I think that religion really provides a lot of this stuff. This structure is there, and it’s different from the faith tradition. I’ll speak specifically here about being Orthodox. There’s a way in which I feel that in my environment we talk about meaning and we talk about our faith tradition and we talk about God a lot. But there’s also this way in which we don’t compare to what people might think. If somebody just swooped down into my life, they might be surprised at how they would have maybe expected God to come up a lot more than he does.
But what they would see is the fact that I see all of my neighbors with great frequency. I see them at synagogue. I see them when someone in our community dies. I see them when babies are born. We have these rituals that connect us very tightly to one another. I think that is a lot of what people are missing. I think that there’s a lot of sadness and frustration at modern life that people interpret as something that’s happening specifically inside their own minds, not happening as a result of structural problems.
I must have midlife ADHD. No, that must be because your computer is eating away at your attention span, and also because we haven’t prepared people for the natural progression of what it means to be a human moving through life and reaching a stage where your brain is not going to feel the way that it did when it was 20. Or I feel anxious about the state of the world. I have an anxiety disorder. Maybe it’s because your brain is not supposed to be processing news from all over the globe every single second of the day. I do think that religion puts a lot of guardrails around these things and really can hold the human being.
I think that there’s a lot of discussion about what is something else that could do that? Does it have to be a religion? I participated in a lot of these discussions because, since the book came out, there was a lot of data that showed that maybe religion was reentering the public square in a way that people weren’t anticipating.
If I can go back to what I said before about Gary Greenberg’s narrative. When he says to pick a story and pick the right one or pick the hopeful one, right? To me, picking religion felt like the more hopeful belief, and I know that that sounds probably a little crazy to people for a lot of reasons. But I saw in religion’s conception of what the human being is, which is like endlessly downtrodden but also endlessly resilient and able to repent and be better and try harder.
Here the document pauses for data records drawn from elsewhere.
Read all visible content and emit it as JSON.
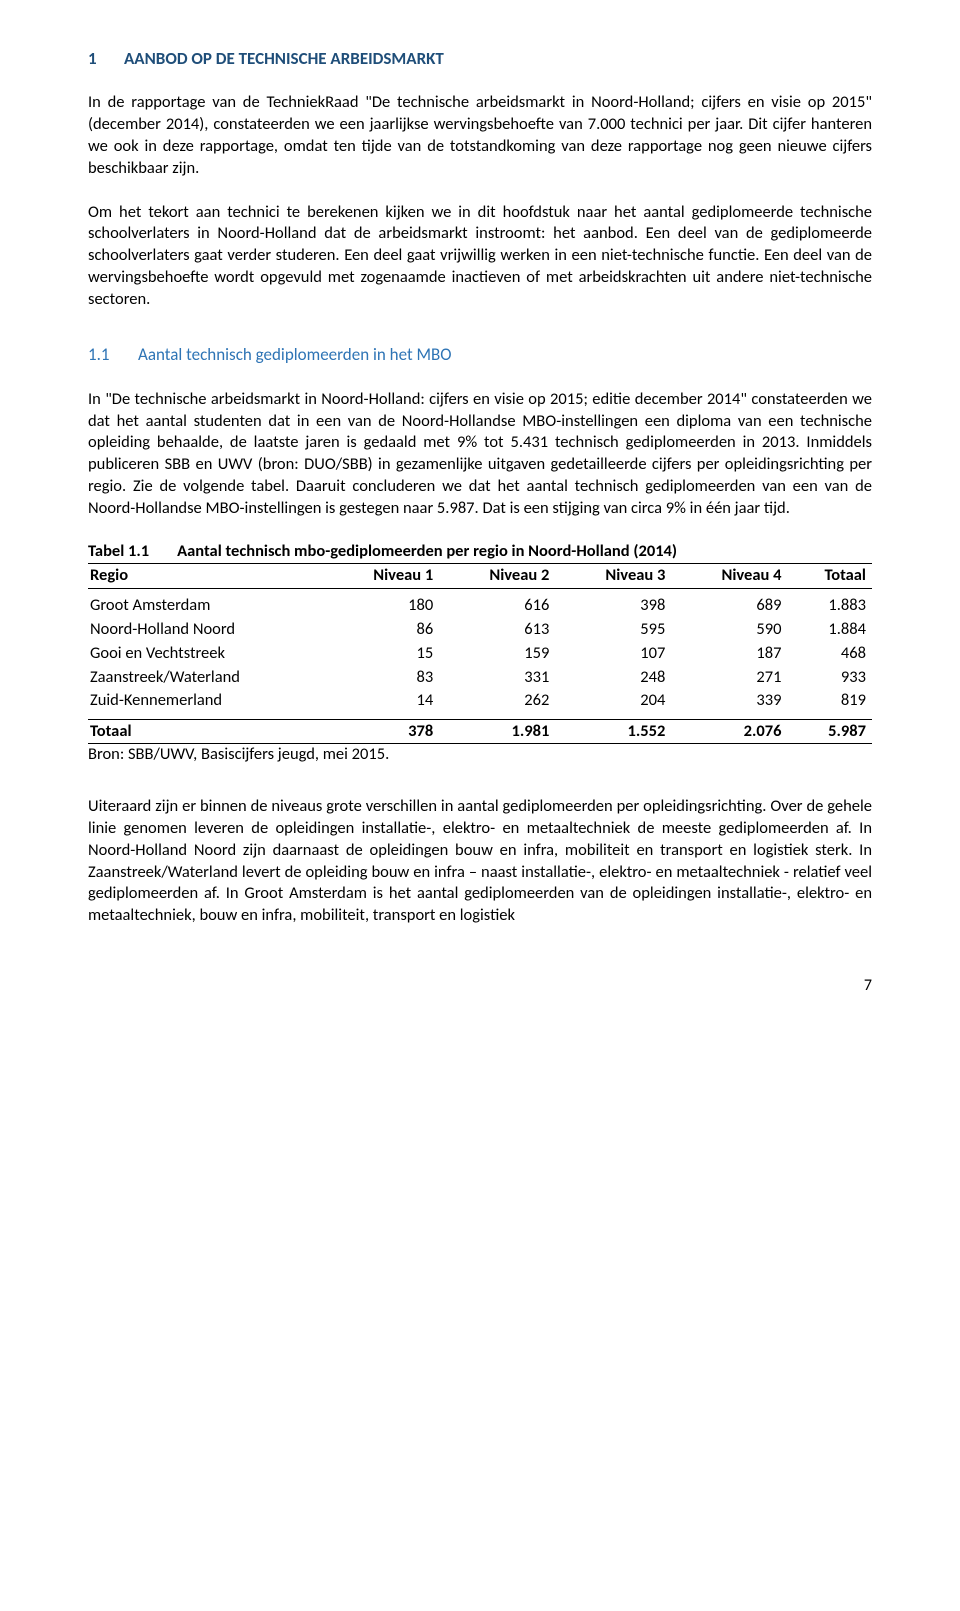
{
  "heading1": {
    "num": "1",
    "text": "AANBOD OP DE TECHNISCHE ARBEIDSMARKT"
  },
  "p1": "In de rapportage van de TechniekRaad \"De technische arbeidsmarkt in Noord-Holland; cijfers en visie op 2015\"(december 2014), constateerden we een jaarlijkse wervingsbehoefte van 7.000 technici per jaar. Dit cijfer hanteren we ook in deze rapportage, omdat ten tijde van de totstandkoming van deze rapportage nog geen nieuwe cijfers beschikbaar zijn.",
  "p2": "Om het tekort aan technici te berekenen kijken we in dit hoofdstuk naar het aantal gediplomeerde technische schoolverlaters in Noord-Holland dat de arbeidsmarkt instroomt: het aanbod. Een deel van de gediplomeerde schoolverlaters gaat verder studeren. Een deel gaat vrijwillig werken in een niet-technische functie. Een deel van de wervingsbehoefte wordt opgevuld met zogenaamde inactieven of met arbeidskrachten uit andere niet-technische sectoren.",
  "heading2": {
    "num": "1.1",
    "text": "Aantal technisch gediplomeerden in het MBO"
  },
  "p3": "In \"De technische arbeidsmarkt in Noord-Holland: cijfers en visie op 2015; editie december 2014\" constateerden we dat het aantal studenten dat in een van de Noord-Hollandse MBO-instellingen een diploma van een technische opleiding behaalde, de laatste jaren is gedaald met 9% tot 5.431 technisch gediplomeerden in 2013. Inmiddels publiceren SBB en UWV (bron: DUO/SBB) in gezamenlijke uitgaven gedetailleerde cijfers per opleidingsrichting per regio. Zie de volgende tabel. Daaruit concluderen we dat het aantal technisch gediplomeerden van een van de Noord-Hollandse MBO-instellingen is gestegen naar 5.987. Dat is een stijging van circa 9% in één jaar tijd.",
  "table": {
    "label": "Tabel 1.1",
    "title": "Aantal technisch mbo-gediplomeerden per regio in Noord-Holland (2014)",
    "columns": [
      "Regio",
      "Niveau 1",
      "Niveau 2",
      "Niveau 3",
      "Niveau 4",
      "Totaal"
    ],
    "rows": [
      [
        "Groot Amsterdam",
        "180",
        "616",
        "398",
        "689",
        "1.883"
      ],
      [
        "Noord-Holland Noord",
        "86",
        "613",
        "595",
        "590",
        "1.884"
      ],
      [
        "Gooi en Vechtstreek",
        "15",
        "159",
        "107",
        "187",
        "468"
      ],
      [
        "Zaanstreek/Waterland",
        "83",
        "331",
        "248",
        "271",
        "933"
      ],
      [
        "Zuid-Kennemerland",
        "14",
        "262",
        "204",
        "339",
        "819"
      ]
    ],
    "totals": [
      "Totaal",
      "378",
      "1.981",
      "1.552",
      "2.076",
      "5.987"
    ],
    "source": "Bron: SBB/UWV, Basiscijfers jeugd, mei 2015."
  },
  "p4": "Uiteraard zijn er binnen de niveaus grote verschillen in aantal gediplomeerden per opleidingsrichting. Over de gehele linie genomen leveren de opleidingen installatie-, elektro- en metaaltechniek de meeste gediplomeerden af. In Noord-Holland Noord zijn daarnaast de opleidingen bouw en infra, mobiliteit en transport en logistiek sterk. In Zaanstreek/Waterland levert de opleiding bouw en infra – naast installatie-, elektro- en metaaltechniek - relatief veel gediplomeerden af. In Groot Amsterdam is het aantal gediplomeerden van de opleidingen installatie-, elektro- en metaaltechniek, bouw en infra, mobiliteit, transport en logistiek",
  "pageNumber": "7"
}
That looked so much more hopeful to me than what I had been told about my brain as this broken machine. I felt that if I’m going to pick between these two stories, I’m going to pick the one that’s like thousands of years of trying harder and getting up in the morning and doing better. That to me just felt like the no-brainer choice.
Siem: I would really encourage anybody who has even a passing curiosity about getting a little bit more involved with religion beyond just spirituality to read Godstruck. You outline seven different women’s journeys to religious conversion, and at the same time, you give a history of seven different religions. I felt so enriched just to learn more about Quakerism, Islam and the Amish.
So, thank you so much, Kelsey. Just in the last couple of minutes, can you tell us where we can find you and if there’s anything you’d like to ask or leave with the audience?
Osgood: I’m Googleable and I have a website. I don’t have any social media. If the spirit moves you, so to speak, you can email me through my website. In terms of leaving something with the audience, I don’t know. I think that those of us who have been questioning these paradigms for a long time, I think it can feel easy to feel discouraged. I know I feel discouraged a lot because I feel that it’s really the default mode for understanding a lot of our lives these days. But I do think that things are shifting, and there’s room to reevaluate, and we should stay hopeful in that respect.